La aventura se convirtió en el día a día

De momento, cuando cerramos la escuela por la pandemia, la tecnología se convirtió en lo esencial. Los maestros recibieron el cambio con muchísimo entusiasmo y a los niños, la parte electrónica, les fascina. Al principio fue una aventura para todos, pero después se dieron cuenta que era real school, parte de todos los días.

Pero no fue una tarea fácil. Algunos niños no tenían la facilidad del internet. En un sinnúmero de casos teníamos padres enfermos o padres que tenían otras crisis y los abuelos tenían que cuidar de los nietos. Ellos no podían manejar los equipos y las demandas de la tecnología.

Yo trataba de hablar con cada una de las 30 familias de mi clase al menos tres veces por semana. Cada lunes, los llamaba por teléfono para ver cómo estaba todo y para asegurarme de que no había más crisis. Eran bien abiertos y muchas veces cuando llamaba me contaban lo que estaba pasando y me decían, ‘los niños no están aquí, tuvieron que irse a casa de un familiar’. Muchos no estaban trabajando y estaban enfrentando muchos cambios en sus vidas.

Esta pandemia nos trajo un nivel de intimidad con las familias que antes no existía en la escuela. 

Rose Alvarado

Esta pandemia nos trajo un nivel de intimidad con las familias que antes no existía en la escuela. Con las clases virtuales yo veía a mami, al hermano, al perro, al gato. Todos querían su momento en cámara con las clases a través de Zoom.

Esta interacción con las familias me hizo recordar a mis maestros que eran el ejemplo de buenos modales, buenas acciones. Yo me crie en Brooklyn, Nueva York, en los años 60, y experimentamos problemas parecidos a los que estamos ahora viviendo. Yo le di mucho valor a la educación, a mi familia con una abuela en casa porque mi mamá también trabajaba. Ahora con mis alumnos veo también a esos niños con sus abuelos, tíos, esa familia extendida que te apoya cuando uno más lo necesita.

Una clase utilizando la plataforma Zoom

Cortesía de Rose Alvarado

Aprendiendo a pesar de las dificultades

En estos meses de incertidumbre, después del brote de coronavirus, he tratado de ser la voz de la alegría para esas familias y muchos me preguntan cómo es esa voz de la alegría. Es difícil describirlo, pero yo sé que esa voz es clara, sincera, armoniosa, es parte de la naturaleza de que estamos vivos y agradecidos.

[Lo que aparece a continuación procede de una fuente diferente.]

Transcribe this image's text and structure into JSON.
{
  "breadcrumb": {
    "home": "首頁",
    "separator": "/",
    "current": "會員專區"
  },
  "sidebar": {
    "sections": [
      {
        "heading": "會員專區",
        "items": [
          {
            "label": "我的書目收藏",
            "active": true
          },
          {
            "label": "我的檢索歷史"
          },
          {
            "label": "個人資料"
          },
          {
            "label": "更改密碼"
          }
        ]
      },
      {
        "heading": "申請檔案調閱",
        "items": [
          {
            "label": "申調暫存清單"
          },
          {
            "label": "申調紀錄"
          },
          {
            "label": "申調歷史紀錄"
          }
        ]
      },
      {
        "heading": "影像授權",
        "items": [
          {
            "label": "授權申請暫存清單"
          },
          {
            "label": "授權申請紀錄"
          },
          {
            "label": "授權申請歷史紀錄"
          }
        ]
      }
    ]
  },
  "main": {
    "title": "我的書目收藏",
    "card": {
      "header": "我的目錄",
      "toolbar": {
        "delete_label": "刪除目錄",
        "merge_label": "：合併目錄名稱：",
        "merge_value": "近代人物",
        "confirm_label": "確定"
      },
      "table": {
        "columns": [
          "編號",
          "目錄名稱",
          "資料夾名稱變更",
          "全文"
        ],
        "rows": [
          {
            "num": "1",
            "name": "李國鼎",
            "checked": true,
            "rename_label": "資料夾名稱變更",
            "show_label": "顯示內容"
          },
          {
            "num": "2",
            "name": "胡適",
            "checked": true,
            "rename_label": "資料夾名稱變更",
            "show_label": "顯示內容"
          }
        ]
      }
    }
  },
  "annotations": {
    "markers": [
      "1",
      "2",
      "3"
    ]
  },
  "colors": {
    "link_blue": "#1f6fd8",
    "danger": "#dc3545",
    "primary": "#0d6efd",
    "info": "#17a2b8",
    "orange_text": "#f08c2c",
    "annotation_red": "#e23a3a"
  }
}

Hemos crecido en cuanto al uso de la tecnología en nuestras escuelas. El proceso ha sido intenso, acelerado, pero ha sido con propósito y ha sido ejecutado a la misma vez. Las clases virtuales han llegado para quedarse, si no a tiempo completo, sí de manera mixta. Esta es la nueva manera de comunicarse. Nuestros niños tienen que estar a la par de cualquier otro país con estas iniciativas. Esto es un verdadero privilegio.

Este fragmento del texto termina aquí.